A lighting product developed for circadian entrainment is often translated into a tunable white fixture which allows independent control of both color temperature and intensity of light. White light is a mix of many different wavelengths. Color temperature, as measured in Kelvin, indicates the relative color appearance of a white light source and runs from "warm" to "cool" along the radiation spectrum of light. A low color temperature or a warm color generally corresponds to a relatively low proportion of short-wavelength light (biologically effective blue light) in the visible spectrum. A cool white or high color temperature light source emits more short-wavelength light than long-wavelength light. As the color temperature increases, the proportion of blue light in the visible spectrum typically increases. The same applies to the intensity of light. A circadian lighting system is capable of delivering the right spectrum and intensity of at the right biological time. This capability was practically impossible before the advent of LED lighting. The LED technology platform enables manipulation of the spectral power distribution (SPD). The light spectrum can be engineered to engage specific human visual and non-visual responses. Instantaneous control over a full range of intensity provides the LEDs the ability to deliver the right amount of spectrally light on demand.

Tunable white circadian lights provide the ability to dynamically tune the spectrum of emitted light.

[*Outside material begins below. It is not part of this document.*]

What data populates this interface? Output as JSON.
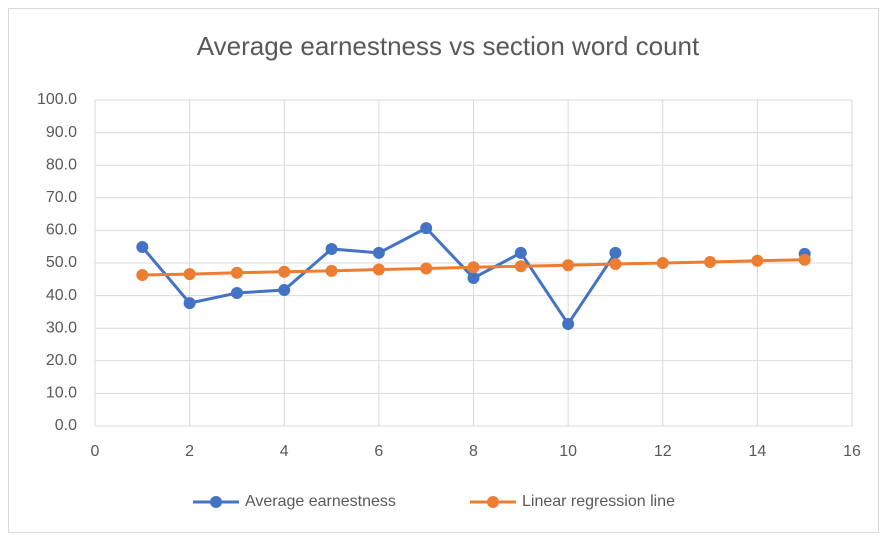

These products often combine warm white LEDs and cool white LEDs in the same module. Color mixing occurs as the light leaves the module. Individual, accurate dimming control of the component LEDs provides a continuously adjustable range of color temperatures between chromaticity points of each CCT LED (e.g., from 1800K to 6500K). The addition of a third color to the warm and cool white LEDs allows adjusting the correlated color temperature (CCT) to closely following the black body locus. The LEDs are dimmed through pulse-width modulation (PWM) or constant current reduction (CCR). The multi-channel LED driver is controlled generally using 0-10 V, DMX, or DALI protocols. Circadian lights can take various forms, including troffer lights, recessed downlights, pendant lights, wall lights, table and floor lamps.